Heroes 2007: ‘How a Marine is supposed to fight’
Stars and Stripes June 14, 2007
WASHINGTON — Cpl. Jason Clairday was always the first Marine into the fight.
"I never saw him walking behind someone else," said Cpl. Richard Laster, who served as a private under Clairday during the second battle of Fallujah, Iraq. "He never told someone else to go in and he’d hang back. He was always up front."
On Dec. 12, 2004, Clairday was leading his men into an insurgent stronghold when he was shot in the legs. He pressed on, guiding his men though the building and insisting on heading the pack until he was struck by another volley of bullets, this time fatal.
Last month the Corps recognized Clairday as one of its greatest heroes, posthumously awarding him the Navy Cross for his courage and leadership during the battle. Laster said those actions were not a surprise to him.
"He always led by example," Laster said. "If we had a post to guard or a position to dig in, he was out front getting dirty.
"He’s working so hard that I’m saying to myself, ‘Now I’ve gotta make myself even better than he is.’ So we all worked harder, and that made us into better leaders."
The unit was part of the security force during the battle to retake Fallujah in fall 2004, and was conducting security sweeps in December to help root out the remaining cells of insurgents hiding throughout the city.
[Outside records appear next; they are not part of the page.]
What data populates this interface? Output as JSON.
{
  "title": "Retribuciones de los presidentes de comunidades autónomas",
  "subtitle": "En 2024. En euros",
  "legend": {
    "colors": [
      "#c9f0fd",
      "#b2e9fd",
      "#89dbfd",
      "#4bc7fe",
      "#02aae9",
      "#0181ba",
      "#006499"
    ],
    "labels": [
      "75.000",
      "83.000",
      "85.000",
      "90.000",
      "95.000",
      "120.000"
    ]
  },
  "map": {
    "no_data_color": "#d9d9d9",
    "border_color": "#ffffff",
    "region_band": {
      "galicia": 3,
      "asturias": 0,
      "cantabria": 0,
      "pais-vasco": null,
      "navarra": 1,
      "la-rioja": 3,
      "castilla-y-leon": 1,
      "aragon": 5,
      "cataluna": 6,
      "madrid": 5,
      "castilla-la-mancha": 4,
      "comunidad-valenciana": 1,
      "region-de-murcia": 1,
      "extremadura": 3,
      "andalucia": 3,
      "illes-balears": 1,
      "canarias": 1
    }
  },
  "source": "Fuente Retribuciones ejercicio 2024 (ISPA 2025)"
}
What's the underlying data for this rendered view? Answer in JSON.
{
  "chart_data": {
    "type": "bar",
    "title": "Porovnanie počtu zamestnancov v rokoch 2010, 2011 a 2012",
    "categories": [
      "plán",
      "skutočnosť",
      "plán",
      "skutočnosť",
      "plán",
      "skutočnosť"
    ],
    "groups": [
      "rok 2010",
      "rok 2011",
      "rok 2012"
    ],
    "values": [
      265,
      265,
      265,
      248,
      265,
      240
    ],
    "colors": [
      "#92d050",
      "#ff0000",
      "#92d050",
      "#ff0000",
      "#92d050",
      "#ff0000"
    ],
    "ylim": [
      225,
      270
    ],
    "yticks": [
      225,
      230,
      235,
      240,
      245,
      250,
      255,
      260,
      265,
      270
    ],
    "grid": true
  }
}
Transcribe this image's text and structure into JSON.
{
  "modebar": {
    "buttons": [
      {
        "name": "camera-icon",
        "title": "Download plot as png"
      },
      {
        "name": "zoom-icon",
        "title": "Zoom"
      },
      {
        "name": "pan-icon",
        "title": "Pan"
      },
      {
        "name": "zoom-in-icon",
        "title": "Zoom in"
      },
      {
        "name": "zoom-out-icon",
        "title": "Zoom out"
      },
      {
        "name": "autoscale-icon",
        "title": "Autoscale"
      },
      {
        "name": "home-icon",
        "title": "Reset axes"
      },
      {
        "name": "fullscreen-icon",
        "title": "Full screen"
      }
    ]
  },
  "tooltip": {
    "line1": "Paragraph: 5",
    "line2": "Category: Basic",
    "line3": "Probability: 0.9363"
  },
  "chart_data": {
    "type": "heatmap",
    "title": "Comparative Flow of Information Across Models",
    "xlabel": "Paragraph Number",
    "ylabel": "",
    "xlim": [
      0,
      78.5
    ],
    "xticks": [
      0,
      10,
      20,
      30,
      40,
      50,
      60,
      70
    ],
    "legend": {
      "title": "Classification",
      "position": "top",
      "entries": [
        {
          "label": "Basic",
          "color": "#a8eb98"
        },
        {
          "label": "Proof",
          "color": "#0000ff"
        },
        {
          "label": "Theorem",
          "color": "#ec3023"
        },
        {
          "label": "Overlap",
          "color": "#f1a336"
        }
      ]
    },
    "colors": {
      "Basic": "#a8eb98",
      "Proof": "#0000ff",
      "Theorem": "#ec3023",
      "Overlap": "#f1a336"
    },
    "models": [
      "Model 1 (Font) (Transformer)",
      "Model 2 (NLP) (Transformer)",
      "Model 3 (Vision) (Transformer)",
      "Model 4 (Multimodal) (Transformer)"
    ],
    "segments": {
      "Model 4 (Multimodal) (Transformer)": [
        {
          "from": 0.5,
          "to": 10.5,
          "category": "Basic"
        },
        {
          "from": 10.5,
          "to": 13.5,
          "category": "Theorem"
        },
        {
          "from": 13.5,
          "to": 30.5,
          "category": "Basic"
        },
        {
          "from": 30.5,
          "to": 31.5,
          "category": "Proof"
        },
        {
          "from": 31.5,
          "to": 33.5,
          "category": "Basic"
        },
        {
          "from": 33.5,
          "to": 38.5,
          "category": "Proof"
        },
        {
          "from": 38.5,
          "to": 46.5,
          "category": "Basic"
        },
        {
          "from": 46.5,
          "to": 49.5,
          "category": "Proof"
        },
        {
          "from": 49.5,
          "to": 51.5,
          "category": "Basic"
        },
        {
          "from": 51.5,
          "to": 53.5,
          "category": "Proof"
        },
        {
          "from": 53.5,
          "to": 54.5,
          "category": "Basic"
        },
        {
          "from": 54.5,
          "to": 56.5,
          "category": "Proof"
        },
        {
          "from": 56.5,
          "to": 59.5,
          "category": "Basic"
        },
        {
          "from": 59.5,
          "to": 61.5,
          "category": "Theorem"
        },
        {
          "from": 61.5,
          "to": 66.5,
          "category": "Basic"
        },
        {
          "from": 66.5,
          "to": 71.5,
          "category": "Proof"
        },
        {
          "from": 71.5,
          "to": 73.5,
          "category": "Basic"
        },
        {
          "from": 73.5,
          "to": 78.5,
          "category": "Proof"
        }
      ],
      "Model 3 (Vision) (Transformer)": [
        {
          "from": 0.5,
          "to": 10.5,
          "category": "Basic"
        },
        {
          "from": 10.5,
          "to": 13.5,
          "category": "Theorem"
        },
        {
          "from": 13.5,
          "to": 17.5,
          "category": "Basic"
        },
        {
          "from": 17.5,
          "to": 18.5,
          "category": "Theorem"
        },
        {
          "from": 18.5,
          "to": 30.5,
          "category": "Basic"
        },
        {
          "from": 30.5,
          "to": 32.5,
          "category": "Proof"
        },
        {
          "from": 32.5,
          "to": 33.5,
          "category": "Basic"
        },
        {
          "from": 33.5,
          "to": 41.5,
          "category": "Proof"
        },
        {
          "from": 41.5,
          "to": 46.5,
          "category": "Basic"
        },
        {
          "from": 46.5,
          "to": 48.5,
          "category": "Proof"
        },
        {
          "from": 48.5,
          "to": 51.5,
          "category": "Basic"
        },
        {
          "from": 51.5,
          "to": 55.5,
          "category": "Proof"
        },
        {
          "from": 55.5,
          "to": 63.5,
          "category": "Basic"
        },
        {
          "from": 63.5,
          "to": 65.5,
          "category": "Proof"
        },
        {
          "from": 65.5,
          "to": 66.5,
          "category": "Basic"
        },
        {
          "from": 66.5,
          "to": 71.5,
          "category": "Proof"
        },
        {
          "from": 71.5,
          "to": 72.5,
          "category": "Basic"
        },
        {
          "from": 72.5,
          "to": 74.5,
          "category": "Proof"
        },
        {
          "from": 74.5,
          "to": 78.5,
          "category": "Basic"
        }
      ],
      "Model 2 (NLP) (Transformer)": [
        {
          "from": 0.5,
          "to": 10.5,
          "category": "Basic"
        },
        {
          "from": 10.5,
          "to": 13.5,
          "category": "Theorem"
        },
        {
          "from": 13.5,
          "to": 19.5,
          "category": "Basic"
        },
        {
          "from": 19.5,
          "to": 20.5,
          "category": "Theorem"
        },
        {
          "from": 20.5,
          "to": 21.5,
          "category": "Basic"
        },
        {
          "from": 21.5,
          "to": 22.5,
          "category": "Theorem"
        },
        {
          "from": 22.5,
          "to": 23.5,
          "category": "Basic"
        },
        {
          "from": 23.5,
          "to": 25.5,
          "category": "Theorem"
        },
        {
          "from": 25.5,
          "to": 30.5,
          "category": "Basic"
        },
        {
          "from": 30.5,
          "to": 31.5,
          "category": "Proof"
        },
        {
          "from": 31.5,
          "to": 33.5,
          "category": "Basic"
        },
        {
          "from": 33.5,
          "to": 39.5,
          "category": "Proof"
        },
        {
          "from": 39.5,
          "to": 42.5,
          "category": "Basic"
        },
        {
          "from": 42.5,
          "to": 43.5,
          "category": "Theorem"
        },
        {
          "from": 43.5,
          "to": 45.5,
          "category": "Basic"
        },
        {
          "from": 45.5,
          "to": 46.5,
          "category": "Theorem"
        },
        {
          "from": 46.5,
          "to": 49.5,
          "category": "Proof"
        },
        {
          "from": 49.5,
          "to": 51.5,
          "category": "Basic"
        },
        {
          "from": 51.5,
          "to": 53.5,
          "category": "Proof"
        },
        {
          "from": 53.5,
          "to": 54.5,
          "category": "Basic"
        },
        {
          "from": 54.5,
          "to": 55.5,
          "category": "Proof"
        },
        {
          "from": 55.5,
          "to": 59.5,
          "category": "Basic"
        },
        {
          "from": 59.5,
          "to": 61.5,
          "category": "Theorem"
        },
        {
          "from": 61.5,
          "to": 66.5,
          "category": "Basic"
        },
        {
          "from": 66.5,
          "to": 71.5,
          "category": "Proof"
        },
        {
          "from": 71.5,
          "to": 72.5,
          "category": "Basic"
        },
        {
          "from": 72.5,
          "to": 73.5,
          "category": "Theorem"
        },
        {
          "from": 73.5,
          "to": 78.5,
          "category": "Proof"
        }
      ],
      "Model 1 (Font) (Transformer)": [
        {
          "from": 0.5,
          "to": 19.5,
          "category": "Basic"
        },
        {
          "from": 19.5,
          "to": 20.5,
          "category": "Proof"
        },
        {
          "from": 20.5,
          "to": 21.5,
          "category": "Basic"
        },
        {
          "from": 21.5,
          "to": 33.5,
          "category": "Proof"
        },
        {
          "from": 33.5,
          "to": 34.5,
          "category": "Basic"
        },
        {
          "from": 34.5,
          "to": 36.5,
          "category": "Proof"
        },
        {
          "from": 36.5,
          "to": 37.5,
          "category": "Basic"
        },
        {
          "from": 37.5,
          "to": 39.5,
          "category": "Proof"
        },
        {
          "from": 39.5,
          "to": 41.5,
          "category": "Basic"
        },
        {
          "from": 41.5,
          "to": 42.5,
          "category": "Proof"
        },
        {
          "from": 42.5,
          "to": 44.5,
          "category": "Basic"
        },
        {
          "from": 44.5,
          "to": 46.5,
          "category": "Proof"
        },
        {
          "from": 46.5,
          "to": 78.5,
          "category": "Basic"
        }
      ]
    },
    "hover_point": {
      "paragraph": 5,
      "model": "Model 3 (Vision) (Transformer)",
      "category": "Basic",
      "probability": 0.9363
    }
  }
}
On the day he was killed, Clairday’s fire team was backing assault squads when they received news that several Marines were cornered inside a house. According to Corps reports, he lead his men up an adjacent building and was the first to leap across a 4-foot gap — in full combat gear — to get to the trapped men.
From there he threw several grenades into the house and charged in. Laster said he saw him take only a few steps before going down in a heap.
"He started crawling back out while returning fire," Laster said. "We figured he must not have been hit too bad, but we knew he got hit. I heard him say later there was a wall of bullets that he ran into."
The men regrouped, tossed in some more explosives and pulled out the M249 Squad Automatic Weapon. Clairday and his gunner took position in the doorway and killed their attackers with the heavy weaponry.
Corps reports said Clairday ignored instructions to get medical assistance and continued to sweep through the building with his men, clearing each room. Laster said when they reached a back bedroom, the squad leader again insisted he took the lead.
"He was hit as soon as he went in the room," he said. "Everybody knew this time it was much worse."
Laster and the other men pulled him back out and managed to eliminate the heavily fortified insurgents. They rushed Clairday back out to the medics, and called in an airstrike to take out arriving enemy reinforcements.
Before that air support arrived, Clairday died from his wounds.
The Arkansas native, just 21 when he died, was the 18th Marine in the war in Iraq to receive the award, second only to the Medal of Honor. Laster, who spoke at a service for Clairday last month, called him a daily inspiration for all of his men.
"He’s someone for other Marines to look up to," Laster said. "That’s a person you want to be. That’s how a Marine is supposed to fight."